WYOMING, Mich. (AP) - Snow and ice have made travel hazardous in much of Michigan, causing numerous crashes and at least four deaths, authorities said Sunday.

The National Weather Service said an Arctic front was bringing cold and windy conditions across Michigan’s Lower Peninsula, while up to a foot of snow was expected in the Upper Peninsula. Snow was falling over most of lower Michigan as of early evening, with temperatures mainly in the teens and 20s.

Temperatures are expected to drop in southeastern Michigan to highs of about 13 degrees on Wednesday and Thursday, according to the weather service.

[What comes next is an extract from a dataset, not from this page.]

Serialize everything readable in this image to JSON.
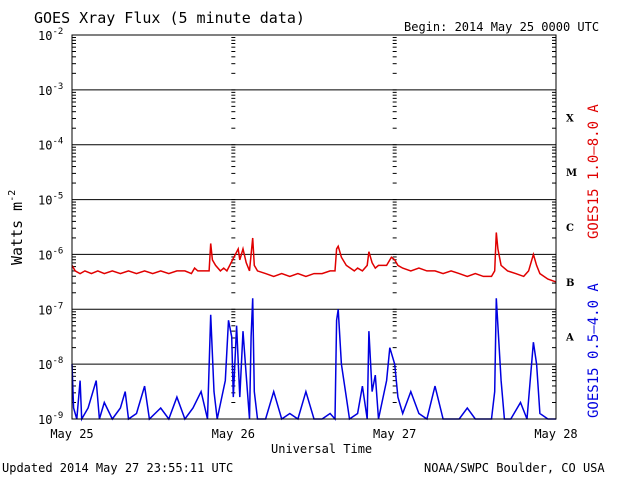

At this time of year, “it’s not unusual to have a cold snap like this,” meteorologist Heather Orow told the Detroit Free Press. She said a warmup should begin by the weekend.

Two crashes Sunday morning killed three people in western Michigan, authorities said. Two people died in a single vehicle crash in the Grand Rapids suburb of Wyoming, while a two-vehicle crash in Grand Rapids killed one of the drivers. The victims’ names weren’t immediately released.

On the other side of the state, authorities said Stephany Salazar, 48, was killed Saturday afternoon after she went to help four people whose car slid into a ditch in Sanilac County’s Flynn Township. A 20-year-old man lost control of his vehicle, striking Salazar and one of the people involved in the earlier crash, the sheriff’s department said. The individuals in the original crash sustained minor injuries.

A car-truck crash Saturday afternoon on Interstate 75’s Zilwaukee Bridge in Saginaw County injured the truck’s driver and temporarily closed the northbound lanes.

Other injury accidents were also reported Saturday in Oakland and Van Buren counties.

But the weather wasn’t especially unusual. While at a gas station Sunday, Detroit resident Valerie Brock said she was more impressed with the mere $25 it cost to fill up her car than by the coming Arctic air. Michigan gas prices dropped below $2 a gallon on Thursday for the first time in years.

“I’ve lived in Michigan for most of my life,” Brock said. “You just expect it. As they say, wait one day in Detroit and the weather changes.”